SOAP Adapter – Confusing error with an untrusted Root Certificate Authority

I recently wrote about problems with two-factor authentication and installing a certificate in the correct certificate store. Well, we’ve had similar problems, this time securing the transport link on a SOAP adapter, which resulted in the following error:

Could not establish trust relationship for the SSL/TLS secure channel with authority ‘your machine name’. The underlying connection was closed: Could not establish trust relationship for the SSL/TLS secure channel.

After some digging, it turns out that the problem is due to an untrusted certificate issuer (Certificate Authority) for the cert we were trying to use. Adding the root certificate to the list of Trusted Root Certification Authorities resolved the issue.

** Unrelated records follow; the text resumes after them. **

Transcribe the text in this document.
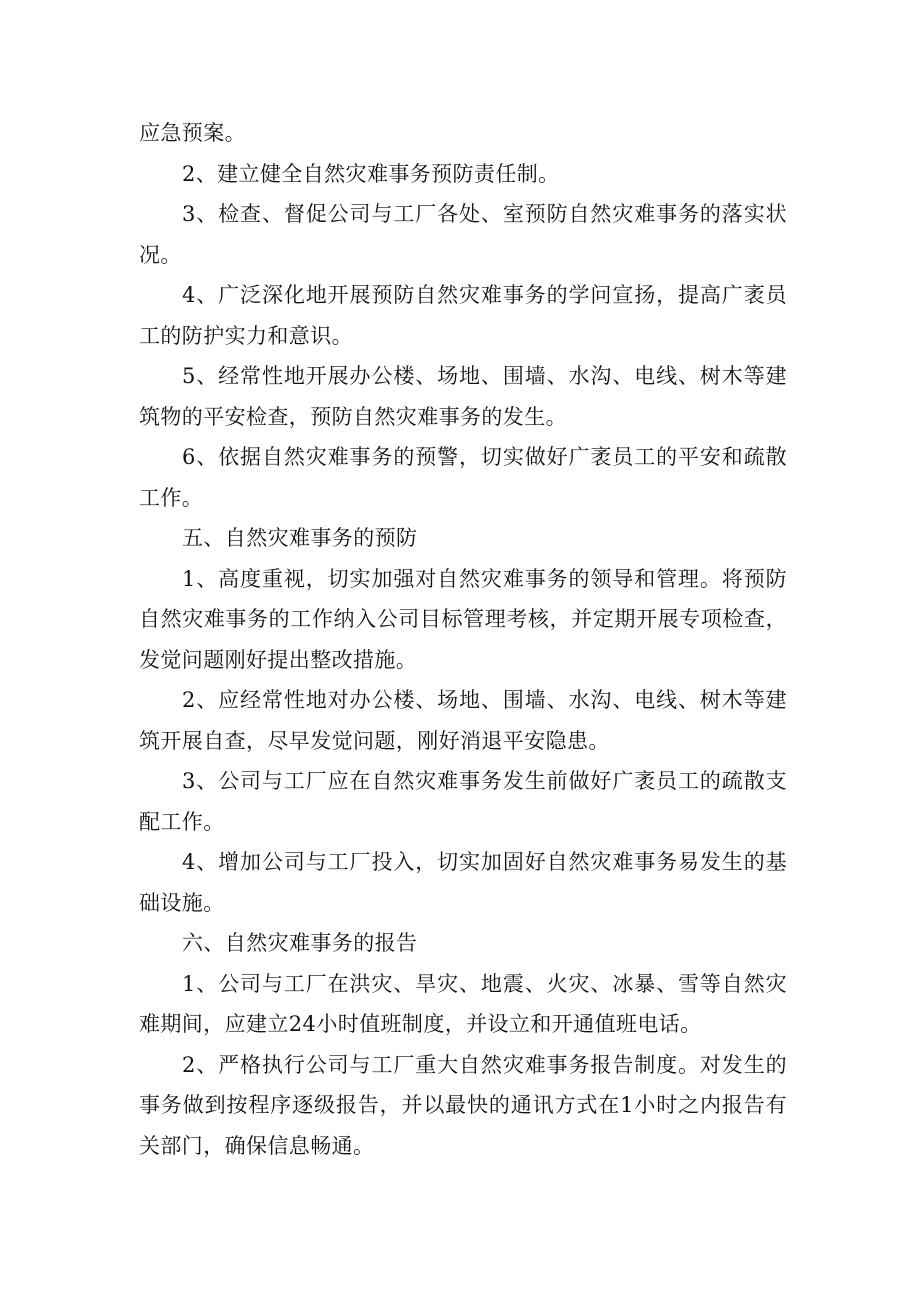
应急预案。

2、建立健全自然灾难事务预防责任制。

3、检查、督促公司与工厂各处、室预防自然灾难事务的落实状况。

4、广泛深化地开展预防自然灾难事务的学问宣扬，提高广袤员工的防护实力和意识。

5、经常性地开展办公楼、场地、围墙、水沟、电线、树木等建筑物的平安检查，预防自然灾难事务的发生。

6、依据自然灾难事务的预警，切实做好广袤员工的平安和疏散工作。

五、自然灾难事务的预防

1、高度重视，切实加强对自然灾难事务的领导和管理。将预防自然灾难事务的工作纳入公司目标管理考核，并定期开展专项检查，发觉问题刚好提出整改措施。

2、应经常性地对办公楼、场地、围墙、水沟、电线、树木等建筑开展自查，尽早发觉问题，刚好消退平安隐患。

3、公司与工厂应在自然灾难事务发生前做好广袤员工的疏散支配工作。

4、增加公司与工厂投入，切实加固好自然灾难事务易发生的基础设施。

六、自然灾难事务的报告

1、公司与工厂在洪灾、旱灾、地震、火灾、冰暴、雪等自然灾难期间，应建立24小时值班制度，并设立和开通值班电话。

2、严格执行公司与工厂重大自然灾难事务报告制度。对发生的事务做到按程序逐级报告，并以最快的通讯方式在1小时之内报告有关部门，确保信息畅通。
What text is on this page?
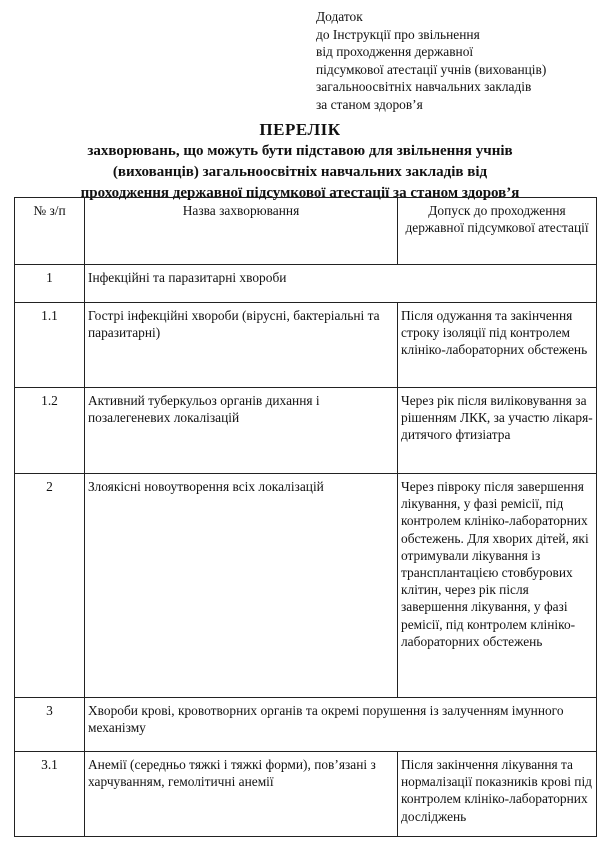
Додаток
до Інструкції про звільнення
від проходження державної
підсумкової атестації учнів (вихованців)
загальноосвітніх навчальних закладів
за станом здоров’я
ПЕРЕЛІК
захворювань, що можуть бути підставою для звільнення учнів
(вихованців) загальноосвітніх навчальних закладів від
проходження державної підсумкової атестації за станом здоров’я
№ з/п	Назва захворювання	Допуск до проходження державної підсумкової атестації
1	Інфекційні та паразитарні хвороби	
1.1	Гострі інфекційні хвороби (вірусні, бактеріальні та паразитарні)	Після одужання та закінчення строку ізоляції під контролем клініко-лабораторних обстежень
1.2	Активний туберкульоз органів дихання і позалегеневих локалізацій	Через рік після виліковування за рішенням ЛКК, за участю лікаря-дитячого фтизіатра
2	Злоякісні новоутворення всіх локалізацій	Через півроку після завершення лікування, у фазі ремісії, під контролем клініко-лабораторних обстежень. Для хворих дітей, які отримували лікування із трансплантацією стовбурових клітин, через рік після завершення лікування, у фазі ремісії, під контролем клініко-лабораторних обстежень
3	Хвороби крові, кровотворних органів та окремі порушення із залученням імунного механізму	
3.1	Анемії (середньо тяжкі і тяжкі форми), пов’язані з харчуванням, гемолітичні анемії	Після закінчення лікування та нормалізації показників крові під контролем клініко-лабораторних досліджень
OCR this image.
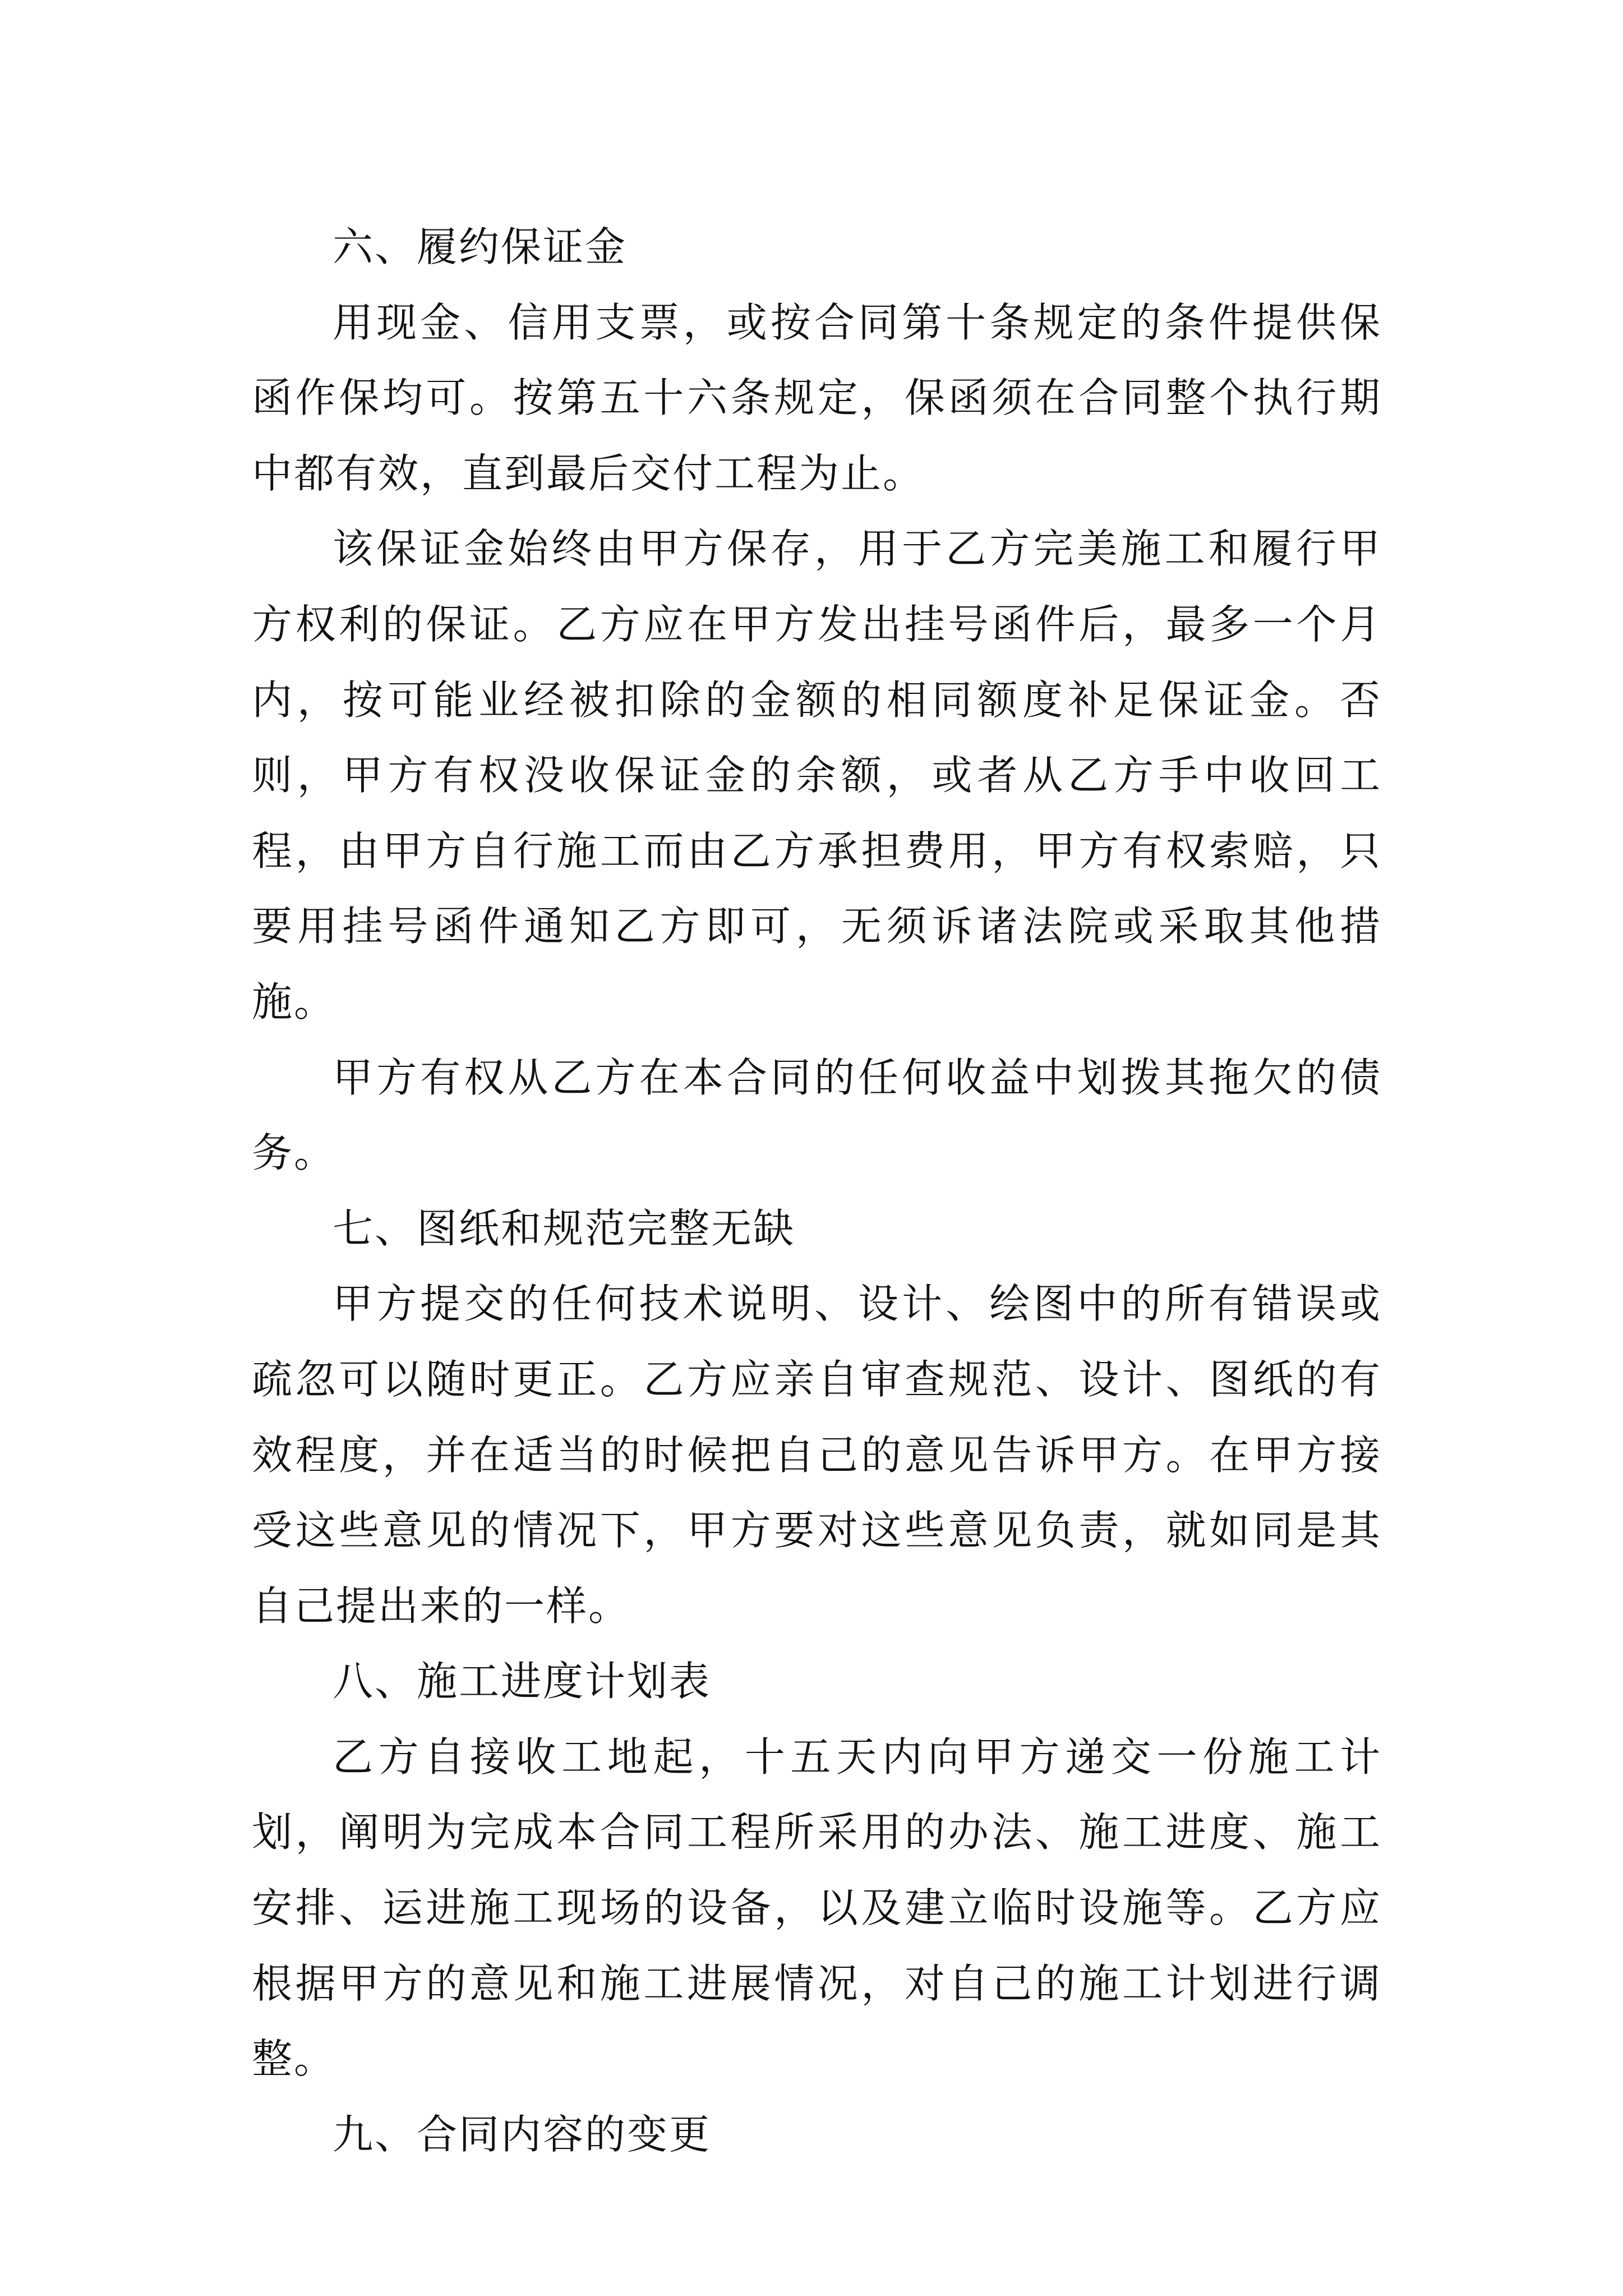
六、履约保证金

用现金、信用支票，或按合同第十条规定的条件提供保函作保均可。按第五十六条规定，保函须在合同整个执行期中都有效，直到最后交付工程为止。

该保证金始终由甲方保存，用于乙方完美施工和履行甲方权利的保证。乙方应在甲方发出挂号函件后，最多一个月内，按可能业经被扣除的金额的相同额度补足保证金。否则，甲方有权没收保证金的余额，或者从乙方手中收回工程，由甲方自行施工而由乙方承担费用，甲方有权索赔，只要用挂号函件通知乙方即可，无须诉诸法院或采取其他措施。

甲方有权从乙方在本合同的任何收益中划拨其拖欠的债务。

七、图纸和规范完整无缺

甲方提交的任何技术说明、设计、绘图中的所有错误或疏忽可以随时更正。乙方应亲自审查规范、设计、图纸的有效程度，并在适当的时候把自己的意见告诉甲方。在甲方接受这些意见的情况下，甲方要对这些意见负责，就如同是其自己提出来的一样。

八、施工进度计划表

乙方自接收工地起，十五天内向甲方递交一份施工计划，阐明为完成本合同工程所采用的办法、施工进度、施工安排、运进施工现场的设备，以及建立临时设施等。乙方应根据甲方的意见和施工进展情况，对自己的施工计划进行调整。

九、合同内容的变更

Correctly Installing a Certificate for Two-Factor Authentication via the HTTP Send Adapter

I spent several hours last week banging my head against the proverbial brick wall while trying to identify the correct certificate store to be used for authentication by the HTTP Send Adapter – as the answer is a little obscure on the interweb, I’m posting the information here to help any weary BizTalk traveller in the future….

HTTP Transport Properties First, the obligatory background: The HTTP Send Adapter can use a public key certificate to identify itself as part of a two-factor authentication process when accessing a website (two-factor authentication ensures you are who you say you are by asking for information you know (i.e. username/password) and something you have (i.e. a RSA SecureID Token or a public key certificate)). The certificate it uses to perform this authentication is identified by the ‘SSL Client Certificate Thumbprint’ value of the Authentication tab on the adapter config dialog box, as shown to the left:

The adapter looks in the Personal Certificate Store of the user under which the BizTalk Windows Service is running, as detailed in the HTTP Send Adapter page on MSDN. Note that this is different to certificates used on the Send and Receive Ports and on Hosts, the settings for these can be found on MSDN at Certificate Stores that BizTalk Server 2006 Uses (which annoyingly doesn’t document the HTTP adapter).

More information on using two-factor authentication can be found at WindowsSecurity.com, however this article focuses on an end-to-end solution for securing a corporate web-site and is not very BizTalk specific; probably a good excuse to write a post on it in the future!